On the other hand, there are many “fat” glazes in colors that look nothing like lava, hot or cold. If we start using color as a distinguishing characteristic, then we have to start coming up with so many different names that communication becomes even more difficult than usual. So we’re better off calling a thick, flowing white glaze fat lava even when it doesn’t quite make sense in some respects. Like so many things, language is based on compromise.
The proper use of certain ingredients can cause controlled (somewhat) gaseous explosions in the glaze, producing holes of different types. These are called volcanic glazes. One of the best known creators of volcanic glazes is Otto Natzler, who came to the US from Austria with his wife Gertrud in 1938. By coming to the US, Natzler was able to continue his glaze experiments at a time when all art was increasing repressed in Germany. As a result of that repression and the war, it was about 1965 before German companies began producing volcanic glazes.
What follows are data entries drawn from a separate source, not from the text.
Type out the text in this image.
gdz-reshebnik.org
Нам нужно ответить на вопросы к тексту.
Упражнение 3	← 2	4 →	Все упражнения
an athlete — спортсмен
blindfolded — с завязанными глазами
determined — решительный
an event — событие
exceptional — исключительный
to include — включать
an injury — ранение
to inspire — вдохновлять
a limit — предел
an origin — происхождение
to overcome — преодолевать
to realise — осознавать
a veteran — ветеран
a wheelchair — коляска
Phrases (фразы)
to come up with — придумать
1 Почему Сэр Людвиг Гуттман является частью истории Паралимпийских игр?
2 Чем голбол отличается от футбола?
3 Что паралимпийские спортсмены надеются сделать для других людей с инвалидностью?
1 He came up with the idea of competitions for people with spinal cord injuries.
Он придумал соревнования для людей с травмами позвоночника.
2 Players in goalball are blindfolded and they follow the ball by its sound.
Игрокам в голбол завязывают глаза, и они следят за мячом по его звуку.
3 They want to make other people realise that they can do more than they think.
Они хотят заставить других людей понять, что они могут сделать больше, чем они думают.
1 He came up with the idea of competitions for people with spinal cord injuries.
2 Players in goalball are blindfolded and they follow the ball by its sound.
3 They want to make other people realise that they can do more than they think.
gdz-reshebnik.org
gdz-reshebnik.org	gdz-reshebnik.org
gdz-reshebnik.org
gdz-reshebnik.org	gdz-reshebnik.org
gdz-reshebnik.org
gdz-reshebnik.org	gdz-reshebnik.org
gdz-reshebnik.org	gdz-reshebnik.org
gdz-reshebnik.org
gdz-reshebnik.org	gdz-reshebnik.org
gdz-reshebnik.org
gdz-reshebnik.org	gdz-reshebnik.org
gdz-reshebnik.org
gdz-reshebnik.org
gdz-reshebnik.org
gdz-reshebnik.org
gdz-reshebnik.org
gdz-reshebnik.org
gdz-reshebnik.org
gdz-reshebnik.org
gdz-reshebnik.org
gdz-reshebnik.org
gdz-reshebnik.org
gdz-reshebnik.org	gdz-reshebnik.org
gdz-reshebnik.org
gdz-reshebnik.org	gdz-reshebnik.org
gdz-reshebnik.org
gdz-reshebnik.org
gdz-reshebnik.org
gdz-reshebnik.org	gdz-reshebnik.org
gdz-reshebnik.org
Many of the mid century German volcanic glazes are also quite thick, but it’s also possible to make fairly thin volcanic glazes (which describes most of the Natzler glazes). So a volcanic glaze will always be visually suggestive of lava (or the moon), but not all volcanic glazes are fat. The texture of a volcanic glaze can also vary with large or small craters and sharp or smooth edges. Gramann(Töpferei Römhild) made some of the best, flowing fat lava glazes, but they also made many volcanic glazes that are relatively thin with small, tightly controlled craters.
One of the most common uses of volcanic glazes is actually in applied designs, usually with a fairly fine, pumice-like glaze. However, even though these designs are thicker than the primary glaze, the difference is often not very extreme, so whether or not these qualify as fat is variable. Still, since there’s no point in trying to establish a precise measurement for at what point a glaze becomes “fat”, most of them can probably be called fat lava. Indeed many or most of the items in the first Fat Lava exhibition and catalog were simply fat lava "detailed" with only a small part of the surface covered in the namesake glaze. I expect that we’ll eventually establish a sub-category for such items.
Volcanic glazes often have little or no “flow” to them, but given the texture a thick volcanic glaze should certainly qualify as fat lava. In fact, the fat lava volcanic glazes probably significantly outnumber the fat lava drip glazes, and the volcanic is probably the more accurate term, while fat lava happens to be more fun.Some companies named glazes "Vulkano" (Volcano) or "Lava", so we need to be careful with our usage and distinguish between official glaze names and the other uses of the words.
Take note that not all fat lava volcanic glazes are German. Also, there are companies that use lava pieces in the glaze or decoration. While in a technical sense these are volcanic and lava, we need to use terms carefully. These probably shouldn’t be called fat lava, and the use of volcanic should be made clear in the context of any discussion.
Obviously, my only “authority” for saying what should or shouldn’t be called fat lava comes only from observation and experience, and there will always be disagreements about language. Still, I hope this will get people to think about both what they see and what they say and appreciate the value of precision in both. The world opens up in fascinating new ways each time we learn to see a little more clearly and in a little more depth. As many have said before me, the world doesn’t really exist until an artist makes us see it, but we have to learn to do some of the work when the art calls to us.